High Density Weapon Storage:
Reverse Bi-Fold Doors vs. Bi-Fold Doors

We detailed how High Density Weapon Storage Systems are configured in a previous post: See High Density Weapon Storage blog post for more details.

Combat Weapon Racks Reverse Bi-Fold Doors

Once the system is installed and is in use, system functionality comes into play. There are four types of door systems available with weapon racks.

This post is going to compare Reverse Bi-Fold doors vs. Bi-Fold Doors on high density weapon storage systems.

Reverse Bi-Fold doors fold in half on the face of the weapon cabinet, allowing carriages to be rolled without fully closing weapon rack doors. This also keeps the aisle clear for armorers to store and retrieve weapons and gear.

By minimizing their storage footprint, Reverse Bi-Fold doors inherently increase production in the armory and minimize their storage footprint.

Bi-Fold doors fold in half and stick out from the two outside corners of weapon cabinets when open. When two racks face each other with an aisle between the racks, facing bi-fold weapon rack doors take up 9.5″ of aisle space on each side of the aisle, effectively reducing aisle spacing by 19 inches.

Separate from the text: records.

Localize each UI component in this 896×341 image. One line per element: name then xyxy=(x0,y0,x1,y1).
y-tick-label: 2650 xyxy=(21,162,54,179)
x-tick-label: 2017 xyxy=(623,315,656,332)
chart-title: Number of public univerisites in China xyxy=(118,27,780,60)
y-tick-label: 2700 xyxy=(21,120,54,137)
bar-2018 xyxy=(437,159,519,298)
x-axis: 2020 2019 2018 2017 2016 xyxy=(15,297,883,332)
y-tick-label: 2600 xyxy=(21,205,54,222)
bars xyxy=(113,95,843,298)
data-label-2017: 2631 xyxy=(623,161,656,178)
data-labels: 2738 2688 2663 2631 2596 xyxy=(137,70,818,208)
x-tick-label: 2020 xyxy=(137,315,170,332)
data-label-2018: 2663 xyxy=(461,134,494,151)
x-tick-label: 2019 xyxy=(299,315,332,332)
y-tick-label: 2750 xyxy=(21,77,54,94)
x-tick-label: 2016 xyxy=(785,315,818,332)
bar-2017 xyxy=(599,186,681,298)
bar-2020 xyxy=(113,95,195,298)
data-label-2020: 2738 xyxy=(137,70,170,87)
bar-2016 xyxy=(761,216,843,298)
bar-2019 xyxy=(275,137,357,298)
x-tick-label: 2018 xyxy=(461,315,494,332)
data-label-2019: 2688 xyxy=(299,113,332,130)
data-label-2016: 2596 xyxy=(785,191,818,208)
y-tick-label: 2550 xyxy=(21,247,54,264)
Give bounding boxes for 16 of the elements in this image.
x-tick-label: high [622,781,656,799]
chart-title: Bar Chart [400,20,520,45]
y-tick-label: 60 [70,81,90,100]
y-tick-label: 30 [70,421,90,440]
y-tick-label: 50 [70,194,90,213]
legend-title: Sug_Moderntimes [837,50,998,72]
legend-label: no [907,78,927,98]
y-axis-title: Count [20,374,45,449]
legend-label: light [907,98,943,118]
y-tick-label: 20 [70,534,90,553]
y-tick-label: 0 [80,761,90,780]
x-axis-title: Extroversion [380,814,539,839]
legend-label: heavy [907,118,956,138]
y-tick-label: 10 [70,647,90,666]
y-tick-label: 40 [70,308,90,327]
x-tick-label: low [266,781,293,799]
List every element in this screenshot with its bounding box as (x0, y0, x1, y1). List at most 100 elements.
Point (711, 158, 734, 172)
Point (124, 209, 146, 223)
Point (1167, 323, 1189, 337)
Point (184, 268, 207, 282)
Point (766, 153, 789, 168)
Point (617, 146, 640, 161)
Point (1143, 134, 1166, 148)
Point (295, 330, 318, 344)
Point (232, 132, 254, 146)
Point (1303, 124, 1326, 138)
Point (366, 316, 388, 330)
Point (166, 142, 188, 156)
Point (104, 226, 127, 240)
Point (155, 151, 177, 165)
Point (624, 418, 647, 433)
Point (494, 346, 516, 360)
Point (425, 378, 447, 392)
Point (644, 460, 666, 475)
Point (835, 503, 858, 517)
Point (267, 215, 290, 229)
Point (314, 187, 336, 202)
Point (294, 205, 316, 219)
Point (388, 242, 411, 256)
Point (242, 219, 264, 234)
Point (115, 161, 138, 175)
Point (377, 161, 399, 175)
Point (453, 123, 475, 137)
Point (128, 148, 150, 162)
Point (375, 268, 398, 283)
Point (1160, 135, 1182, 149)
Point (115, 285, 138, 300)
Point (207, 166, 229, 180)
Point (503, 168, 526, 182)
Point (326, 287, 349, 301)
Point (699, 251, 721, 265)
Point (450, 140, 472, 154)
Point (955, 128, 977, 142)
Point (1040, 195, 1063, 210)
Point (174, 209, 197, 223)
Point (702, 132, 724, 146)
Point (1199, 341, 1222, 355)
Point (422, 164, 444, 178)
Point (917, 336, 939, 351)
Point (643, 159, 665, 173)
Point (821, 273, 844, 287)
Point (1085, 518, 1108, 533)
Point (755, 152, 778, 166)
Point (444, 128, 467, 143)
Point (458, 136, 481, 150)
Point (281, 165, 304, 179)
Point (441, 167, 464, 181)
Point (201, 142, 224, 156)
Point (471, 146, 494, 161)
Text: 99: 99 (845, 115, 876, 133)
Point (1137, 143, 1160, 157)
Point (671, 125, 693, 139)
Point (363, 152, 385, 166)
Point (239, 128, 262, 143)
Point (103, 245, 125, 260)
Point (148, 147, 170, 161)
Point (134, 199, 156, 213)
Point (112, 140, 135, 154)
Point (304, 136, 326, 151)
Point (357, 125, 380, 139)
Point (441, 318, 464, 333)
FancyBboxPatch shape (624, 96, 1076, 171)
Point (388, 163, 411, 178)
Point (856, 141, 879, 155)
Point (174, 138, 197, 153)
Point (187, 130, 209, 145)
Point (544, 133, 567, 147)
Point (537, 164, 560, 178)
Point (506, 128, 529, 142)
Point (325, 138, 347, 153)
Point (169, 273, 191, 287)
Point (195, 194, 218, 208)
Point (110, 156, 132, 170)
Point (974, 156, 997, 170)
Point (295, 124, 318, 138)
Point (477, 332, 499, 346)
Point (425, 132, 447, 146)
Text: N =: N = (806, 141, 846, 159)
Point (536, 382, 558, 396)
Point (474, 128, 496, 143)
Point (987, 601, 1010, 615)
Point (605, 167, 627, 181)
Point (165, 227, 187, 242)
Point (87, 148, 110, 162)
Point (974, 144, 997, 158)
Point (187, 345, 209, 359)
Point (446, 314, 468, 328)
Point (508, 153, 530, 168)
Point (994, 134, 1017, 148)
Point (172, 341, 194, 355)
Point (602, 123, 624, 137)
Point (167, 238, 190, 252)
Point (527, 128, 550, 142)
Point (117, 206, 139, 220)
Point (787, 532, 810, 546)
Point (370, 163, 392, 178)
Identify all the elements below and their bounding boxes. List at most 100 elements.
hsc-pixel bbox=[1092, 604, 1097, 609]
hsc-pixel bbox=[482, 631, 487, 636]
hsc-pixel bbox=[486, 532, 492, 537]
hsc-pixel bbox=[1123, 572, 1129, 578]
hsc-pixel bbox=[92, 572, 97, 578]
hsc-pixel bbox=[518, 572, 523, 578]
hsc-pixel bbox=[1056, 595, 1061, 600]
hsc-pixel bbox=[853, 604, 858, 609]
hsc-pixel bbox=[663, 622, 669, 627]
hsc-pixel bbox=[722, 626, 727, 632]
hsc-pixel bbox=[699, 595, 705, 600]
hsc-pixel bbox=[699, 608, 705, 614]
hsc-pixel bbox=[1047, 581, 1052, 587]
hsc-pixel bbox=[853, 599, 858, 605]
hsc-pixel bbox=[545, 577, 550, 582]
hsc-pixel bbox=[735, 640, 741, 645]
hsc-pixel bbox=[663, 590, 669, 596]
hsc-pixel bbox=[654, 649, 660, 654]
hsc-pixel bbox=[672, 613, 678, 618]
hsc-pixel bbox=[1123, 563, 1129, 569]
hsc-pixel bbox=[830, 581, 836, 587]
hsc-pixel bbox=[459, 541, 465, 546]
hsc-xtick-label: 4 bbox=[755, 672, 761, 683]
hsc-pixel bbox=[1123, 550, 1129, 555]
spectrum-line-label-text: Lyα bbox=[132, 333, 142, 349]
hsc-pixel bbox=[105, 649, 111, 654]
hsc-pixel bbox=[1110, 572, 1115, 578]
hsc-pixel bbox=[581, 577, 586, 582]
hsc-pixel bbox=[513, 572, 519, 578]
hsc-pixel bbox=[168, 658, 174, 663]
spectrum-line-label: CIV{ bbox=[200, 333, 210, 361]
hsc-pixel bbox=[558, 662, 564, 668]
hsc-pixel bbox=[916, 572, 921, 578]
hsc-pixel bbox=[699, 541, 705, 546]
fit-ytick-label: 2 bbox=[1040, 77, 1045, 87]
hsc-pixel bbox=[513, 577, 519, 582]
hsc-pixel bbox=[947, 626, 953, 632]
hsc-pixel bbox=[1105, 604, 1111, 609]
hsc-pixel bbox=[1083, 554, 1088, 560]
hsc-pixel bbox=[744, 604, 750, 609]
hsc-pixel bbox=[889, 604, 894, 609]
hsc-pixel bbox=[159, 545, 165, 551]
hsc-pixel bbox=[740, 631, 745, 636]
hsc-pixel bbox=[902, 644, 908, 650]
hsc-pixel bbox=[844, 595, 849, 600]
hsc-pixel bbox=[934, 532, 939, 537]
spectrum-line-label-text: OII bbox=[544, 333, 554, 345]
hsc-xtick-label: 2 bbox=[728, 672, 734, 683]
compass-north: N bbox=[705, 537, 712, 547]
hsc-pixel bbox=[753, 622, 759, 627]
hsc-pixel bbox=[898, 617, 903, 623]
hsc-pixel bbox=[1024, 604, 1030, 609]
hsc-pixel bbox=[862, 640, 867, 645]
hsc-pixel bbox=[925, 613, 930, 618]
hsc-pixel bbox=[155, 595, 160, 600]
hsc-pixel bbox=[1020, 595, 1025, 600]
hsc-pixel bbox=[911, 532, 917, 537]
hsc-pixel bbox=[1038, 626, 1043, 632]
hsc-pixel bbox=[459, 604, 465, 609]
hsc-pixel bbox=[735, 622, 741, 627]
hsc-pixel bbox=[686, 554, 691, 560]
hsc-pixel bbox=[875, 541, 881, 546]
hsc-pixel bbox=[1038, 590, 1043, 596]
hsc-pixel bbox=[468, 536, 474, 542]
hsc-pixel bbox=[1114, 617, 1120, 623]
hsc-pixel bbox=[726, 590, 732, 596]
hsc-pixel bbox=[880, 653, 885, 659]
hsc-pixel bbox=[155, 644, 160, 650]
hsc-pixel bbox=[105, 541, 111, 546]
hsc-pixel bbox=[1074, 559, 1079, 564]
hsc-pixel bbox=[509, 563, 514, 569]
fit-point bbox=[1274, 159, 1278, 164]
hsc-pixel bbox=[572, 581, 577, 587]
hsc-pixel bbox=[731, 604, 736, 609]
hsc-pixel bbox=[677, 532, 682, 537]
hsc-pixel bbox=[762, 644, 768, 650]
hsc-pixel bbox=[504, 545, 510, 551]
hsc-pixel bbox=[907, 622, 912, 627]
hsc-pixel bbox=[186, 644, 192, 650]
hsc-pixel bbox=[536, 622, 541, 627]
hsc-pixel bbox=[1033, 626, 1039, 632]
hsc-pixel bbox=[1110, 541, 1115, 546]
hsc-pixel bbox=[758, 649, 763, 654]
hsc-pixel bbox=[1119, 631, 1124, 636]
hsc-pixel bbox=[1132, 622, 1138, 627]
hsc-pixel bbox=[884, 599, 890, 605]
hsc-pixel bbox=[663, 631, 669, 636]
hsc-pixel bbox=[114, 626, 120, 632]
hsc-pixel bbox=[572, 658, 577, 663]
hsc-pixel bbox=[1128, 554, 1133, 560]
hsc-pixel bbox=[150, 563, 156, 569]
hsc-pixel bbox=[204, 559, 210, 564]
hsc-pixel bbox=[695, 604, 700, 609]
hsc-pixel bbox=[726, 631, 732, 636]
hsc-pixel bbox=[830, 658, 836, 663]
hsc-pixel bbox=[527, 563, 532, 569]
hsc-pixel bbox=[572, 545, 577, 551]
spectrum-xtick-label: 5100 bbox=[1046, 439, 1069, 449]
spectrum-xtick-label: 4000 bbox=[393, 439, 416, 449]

With a standard 36″ W aisle as a minimum aisle for egress, this creates a pinch point between weapon racks for armorers with the armorers forced to constantly open and then close weapon rack doors.

High density weapon storage systems are plagued by this issue, with the lock rods wear and tear also causing issues for the racks.

SecureIt Failed Bi-Fold Doors in Weapon Storage System
Combat Weapon Storage System Superior Bi-Fold Doors

COMPETITOR
High Density Mobile
Weapon Storage System

  • Bi-Fold Doors fold in half off of corners of cabinet 9.5″ sticking straight into the aisle.
  • Bi-Fold Doors on opposite racks also take up 9.5″ of aisle space.
  • Facing weapon racks with Bi-Fold Doors lose 53% of aisle spacing to open doors, severely restricting workflow for armorers.
  • Bi-Fold Doors require constant opening and closing to clear aisle space and to collapse aisles for armorers.
  • Bi-Fold Doors require doors to be closed to collapse aisles and open any adjacent aisles.

COMBAT
High Density Mobile
Weapon Storage System

  • Reverse Bi-Fold Doors fold in half on front of weapon rack, minimizing aisle obstructions and allowing for more storage in less physical floor space.
  • Access to half of the weapon rack interior without touching a door.
  • Reverse Bi-Fold Doors fold in half allowing carriages to be collapsed to open adjacent aisles without locking each rack door.
  • Mobile Carriage bumpers keep Reverse Bi-Fold Doors from being damaged when carriages are collapsed to open aisles.
  • All doors can be opened in mobile carriage systems without obstructing aisles or workflow.
Weapon Storage Space & Workflow

Why Workflow Matters?

Bi-Fold doors open straight out off the corners of the weapon rack, sticking out into the aisle unless the doors are fully closed. When placed on top of mobile carriages, this presents a major spacing issue as the doors when open do not allow carriages to be rolled without obstructing and reducing aisle access and also potential damage to doors.

This requires armorers to constantly open and close doors, drastically reducing workflow in the arms room. Opening and closing doors increases the amount of time armorers need to issue weapons.

Armory Spacing with Bi-Folding Doors
Armory Spacing with Reverse Bi-Folding Doors

COMPETITOR
High Density Mobile
Weapon Storage System

  • Competitors Bi-Fold Doors CANNOT be left open to move carriages as it restricts access.
  • Workflow and aisle space is restricted and reduced with bi-fold weapon rack doors obstructing doors.
  • Constant opening of closing of doors wears out locking mechanism on bi-fold weapon rack doors.

COMBAT
High Density Mobile
Weapon Storage System

  • All Reverse Bi-Fold Doors can be folded open on every weapon rack & NOT restrict access or reduce system aisle access.
  • Workflow is increased without having to constantly open and close weapon rack doors every time an aisle is access.
  • Weapon rack storage capacity is increased, requiring less overall floor space for the weapon rack system.